- The federal agency responsible for awarding millions of dollars in telehealth and telemedicine grants is prioritizing rural connected health programs that address opioid abuse in its next round of awards.
The US Department of Agriculture has announced that it will award up to 30 special consideration points for Distance Learning and Telemedicine grant applications for substance abuse programs in 220 rural counties identified by the Centers for Disease Control and Prevention as vulnerable areas.
“The opioid epidemic is dramatically impacting prosperity in many small towns and rural places across the country,” Anne Hazlett, the USDA’s Assistant to the Secretary for Rural Development, said in a press release. “With this focused investment, we are targeting our resources to be a strong partner to rural communities to build innovative local responses to this significant challenge.”
Funding for these “Opioid DLT” grants was earmarked by Congress in the Consolidated Appropriations Act of 2018. About half of the $20 million set aside last year has been awarded.
The deadline for applications for both “Traditional” and “Opioid” DLT grants is April 15.
Opioid DLT grant programs must address at least one of three focus areas:
- Prevention - for example, educating community members and care providers or implementing harm reduction strategies to reduce the number of fatal opioid related overdoses and the occurrence of opioid use disorder among new and at risk users.
- Treatment - for example, implementing or expanding access to evidence-based practices for opioid use disorder treatment, such as medication-assisted treatment.

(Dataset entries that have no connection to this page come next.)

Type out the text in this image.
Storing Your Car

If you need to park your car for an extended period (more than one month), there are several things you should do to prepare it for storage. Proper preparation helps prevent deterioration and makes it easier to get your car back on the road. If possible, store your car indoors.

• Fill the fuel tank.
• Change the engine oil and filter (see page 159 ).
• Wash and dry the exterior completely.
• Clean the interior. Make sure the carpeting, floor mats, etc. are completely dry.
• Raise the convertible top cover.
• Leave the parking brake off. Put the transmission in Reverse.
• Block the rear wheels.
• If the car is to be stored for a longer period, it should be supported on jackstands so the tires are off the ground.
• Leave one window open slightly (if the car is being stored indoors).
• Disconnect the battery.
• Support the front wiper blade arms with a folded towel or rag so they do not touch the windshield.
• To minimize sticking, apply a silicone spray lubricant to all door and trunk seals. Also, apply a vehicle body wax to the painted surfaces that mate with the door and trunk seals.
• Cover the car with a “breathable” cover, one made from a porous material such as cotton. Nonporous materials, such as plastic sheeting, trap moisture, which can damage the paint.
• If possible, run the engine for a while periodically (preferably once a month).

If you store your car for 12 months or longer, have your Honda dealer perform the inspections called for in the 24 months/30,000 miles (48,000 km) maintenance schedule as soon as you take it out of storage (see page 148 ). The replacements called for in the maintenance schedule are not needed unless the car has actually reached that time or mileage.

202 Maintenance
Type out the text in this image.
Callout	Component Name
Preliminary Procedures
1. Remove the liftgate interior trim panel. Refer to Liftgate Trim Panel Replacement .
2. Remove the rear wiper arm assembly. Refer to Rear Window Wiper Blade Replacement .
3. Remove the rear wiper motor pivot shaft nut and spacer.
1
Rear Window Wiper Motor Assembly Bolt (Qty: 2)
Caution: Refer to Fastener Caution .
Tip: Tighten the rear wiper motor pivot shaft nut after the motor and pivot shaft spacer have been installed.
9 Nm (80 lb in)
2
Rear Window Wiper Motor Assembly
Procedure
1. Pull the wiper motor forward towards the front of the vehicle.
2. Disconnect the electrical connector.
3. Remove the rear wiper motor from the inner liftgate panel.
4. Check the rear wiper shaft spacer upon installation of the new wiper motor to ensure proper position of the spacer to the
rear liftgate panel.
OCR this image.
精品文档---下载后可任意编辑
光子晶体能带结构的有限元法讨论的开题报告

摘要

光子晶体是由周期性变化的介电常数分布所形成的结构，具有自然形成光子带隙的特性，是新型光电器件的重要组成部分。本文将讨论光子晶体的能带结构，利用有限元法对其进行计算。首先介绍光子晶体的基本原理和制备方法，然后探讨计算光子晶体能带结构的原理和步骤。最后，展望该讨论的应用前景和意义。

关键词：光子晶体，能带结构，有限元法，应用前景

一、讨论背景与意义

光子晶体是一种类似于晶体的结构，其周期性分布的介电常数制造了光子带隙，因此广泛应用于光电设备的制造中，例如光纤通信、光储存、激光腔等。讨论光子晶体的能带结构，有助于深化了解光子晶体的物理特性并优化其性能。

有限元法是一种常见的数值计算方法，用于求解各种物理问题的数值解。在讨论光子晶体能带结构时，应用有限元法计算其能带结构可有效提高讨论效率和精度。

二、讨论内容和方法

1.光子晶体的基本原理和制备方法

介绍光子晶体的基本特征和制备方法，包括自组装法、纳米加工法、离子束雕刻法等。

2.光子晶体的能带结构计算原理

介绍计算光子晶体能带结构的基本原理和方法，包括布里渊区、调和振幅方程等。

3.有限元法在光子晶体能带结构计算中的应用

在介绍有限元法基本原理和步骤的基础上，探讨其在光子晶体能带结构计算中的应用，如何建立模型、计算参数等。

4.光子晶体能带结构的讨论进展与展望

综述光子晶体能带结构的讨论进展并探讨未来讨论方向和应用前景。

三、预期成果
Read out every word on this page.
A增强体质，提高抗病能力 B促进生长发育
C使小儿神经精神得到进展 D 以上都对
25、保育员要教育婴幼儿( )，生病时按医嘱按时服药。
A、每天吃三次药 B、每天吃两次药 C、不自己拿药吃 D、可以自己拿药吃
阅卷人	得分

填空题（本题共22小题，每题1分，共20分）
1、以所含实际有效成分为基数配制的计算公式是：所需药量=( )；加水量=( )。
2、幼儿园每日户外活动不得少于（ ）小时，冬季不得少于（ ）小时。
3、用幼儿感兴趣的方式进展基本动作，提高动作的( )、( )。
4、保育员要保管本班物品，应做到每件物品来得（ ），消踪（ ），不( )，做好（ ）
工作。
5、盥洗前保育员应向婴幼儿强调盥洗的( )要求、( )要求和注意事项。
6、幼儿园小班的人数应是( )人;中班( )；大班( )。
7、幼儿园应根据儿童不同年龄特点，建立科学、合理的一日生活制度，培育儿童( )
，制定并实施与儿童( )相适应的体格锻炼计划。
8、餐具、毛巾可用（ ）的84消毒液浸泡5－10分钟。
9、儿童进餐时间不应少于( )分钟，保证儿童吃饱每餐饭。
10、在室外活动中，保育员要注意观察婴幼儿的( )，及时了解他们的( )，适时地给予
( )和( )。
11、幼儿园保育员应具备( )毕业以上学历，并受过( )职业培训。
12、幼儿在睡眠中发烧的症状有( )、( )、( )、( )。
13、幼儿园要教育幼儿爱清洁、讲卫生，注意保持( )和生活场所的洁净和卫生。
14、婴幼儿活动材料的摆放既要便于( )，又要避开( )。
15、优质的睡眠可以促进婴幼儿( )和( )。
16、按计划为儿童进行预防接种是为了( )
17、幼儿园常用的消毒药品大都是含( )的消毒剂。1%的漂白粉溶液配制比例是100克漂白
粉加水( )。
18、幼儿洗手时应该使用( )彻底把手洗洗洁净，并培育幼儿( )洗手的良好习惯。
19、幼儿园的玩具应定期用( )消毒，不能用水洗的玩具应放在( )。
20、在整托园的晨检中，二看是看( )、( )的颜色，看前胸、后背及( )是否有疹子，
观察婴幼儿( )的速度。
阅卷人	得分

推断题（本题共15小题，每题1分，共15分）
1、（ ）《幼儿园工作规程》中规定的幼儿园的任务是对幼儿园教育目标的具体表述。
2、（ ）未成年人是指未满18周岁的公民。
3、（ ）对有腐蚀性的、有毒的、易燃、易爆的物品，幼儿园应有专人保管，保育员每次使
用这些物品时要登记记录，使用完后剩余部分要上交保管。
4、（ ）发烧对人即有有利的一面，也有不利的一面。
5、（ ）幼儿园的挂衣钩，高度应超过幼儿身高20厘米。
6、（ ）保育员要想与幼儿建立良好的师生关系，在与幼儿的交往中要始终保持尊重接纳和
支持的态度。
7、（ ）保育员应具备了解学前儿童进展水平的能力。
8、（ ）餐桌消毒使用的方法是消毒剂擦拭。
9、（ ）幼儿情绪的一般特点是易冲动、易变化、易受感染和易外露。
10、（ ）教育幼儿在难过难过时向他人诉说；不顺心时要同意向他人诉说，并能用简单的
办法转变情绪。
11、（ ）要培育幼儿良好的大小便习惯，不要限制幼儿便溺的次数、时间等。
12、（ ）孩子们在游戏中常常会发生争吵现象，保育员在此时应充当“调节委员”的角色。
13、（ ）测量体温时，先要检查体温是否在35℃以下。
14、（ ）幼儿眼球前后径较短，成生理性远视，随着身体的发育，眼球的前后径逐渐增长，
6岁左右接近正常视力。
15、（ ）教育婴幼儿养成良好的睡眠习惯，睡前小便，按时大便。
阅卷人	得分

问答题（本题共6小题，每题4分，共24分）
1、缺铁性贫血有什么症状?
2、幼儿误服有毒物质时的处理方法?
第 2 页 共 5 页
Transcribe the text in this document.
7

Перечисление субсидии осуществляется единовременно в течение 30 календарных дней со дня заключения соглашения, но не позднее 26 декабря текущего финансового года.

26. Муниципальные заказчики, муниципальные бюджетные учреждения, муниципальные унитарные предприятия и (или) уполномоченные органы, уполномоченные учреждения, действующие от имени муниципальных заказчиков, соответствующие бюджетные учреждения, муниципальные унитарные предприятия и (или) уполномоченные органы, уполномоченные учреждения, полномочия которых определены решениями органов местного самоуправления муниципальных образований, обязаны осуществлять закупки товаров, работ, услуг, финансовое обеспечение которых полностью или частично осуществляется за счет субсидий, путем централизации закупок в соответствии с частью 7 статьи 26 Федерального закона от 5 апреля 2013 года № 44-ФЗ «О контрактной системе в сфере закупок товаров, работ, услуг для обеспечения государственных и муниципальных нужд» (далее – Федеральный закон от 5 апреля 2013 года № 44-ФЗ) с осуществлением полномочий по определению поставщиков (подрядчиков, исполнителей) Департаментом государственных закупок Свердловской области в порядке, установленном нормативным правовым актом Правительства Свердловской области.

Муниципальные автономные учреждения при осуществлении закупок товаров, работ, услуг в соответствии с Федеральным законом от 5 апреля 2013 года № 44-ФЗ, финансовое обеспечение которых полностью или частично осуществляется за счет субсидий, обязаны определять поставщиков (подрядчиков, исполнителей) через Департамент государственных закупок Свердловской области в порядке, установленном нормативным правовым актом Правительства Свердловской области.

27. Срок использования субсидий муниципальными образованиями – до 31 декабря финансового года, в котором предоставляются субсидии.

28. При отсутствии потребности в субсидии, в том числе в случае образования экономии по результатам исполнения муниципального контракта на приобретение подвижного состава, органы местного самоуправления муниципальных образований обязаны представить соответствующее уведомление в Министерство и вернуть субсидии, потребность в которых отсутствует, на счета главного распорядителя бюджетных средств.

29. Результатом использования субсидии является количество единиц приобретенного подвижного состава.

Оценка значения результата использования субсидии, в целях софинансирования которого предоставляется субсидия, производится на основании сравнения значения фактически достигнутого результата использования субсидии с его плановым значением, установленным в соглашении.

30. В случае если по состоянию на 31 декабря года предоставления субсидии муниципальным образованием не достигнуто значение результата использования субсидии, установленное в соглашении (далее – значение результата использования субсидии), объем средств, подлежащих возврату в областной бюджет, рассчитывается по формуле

- Recovery - for example, expanding peer recovery and treatment options that help people with opioid use disorder start recovery and avoid relapse.
The grant money – disbursed in amounts of between $50,000 and $500,000 - can be used for broadband transmission facilities, telemedicine hardware and software, instructional programming or technical assistance. A minimum 15 percent match is required.
Eligible applicants include state and local government entities, federally-recognized tribes, non-profits, for-profit businesses and partnerships created by of eligible applicants.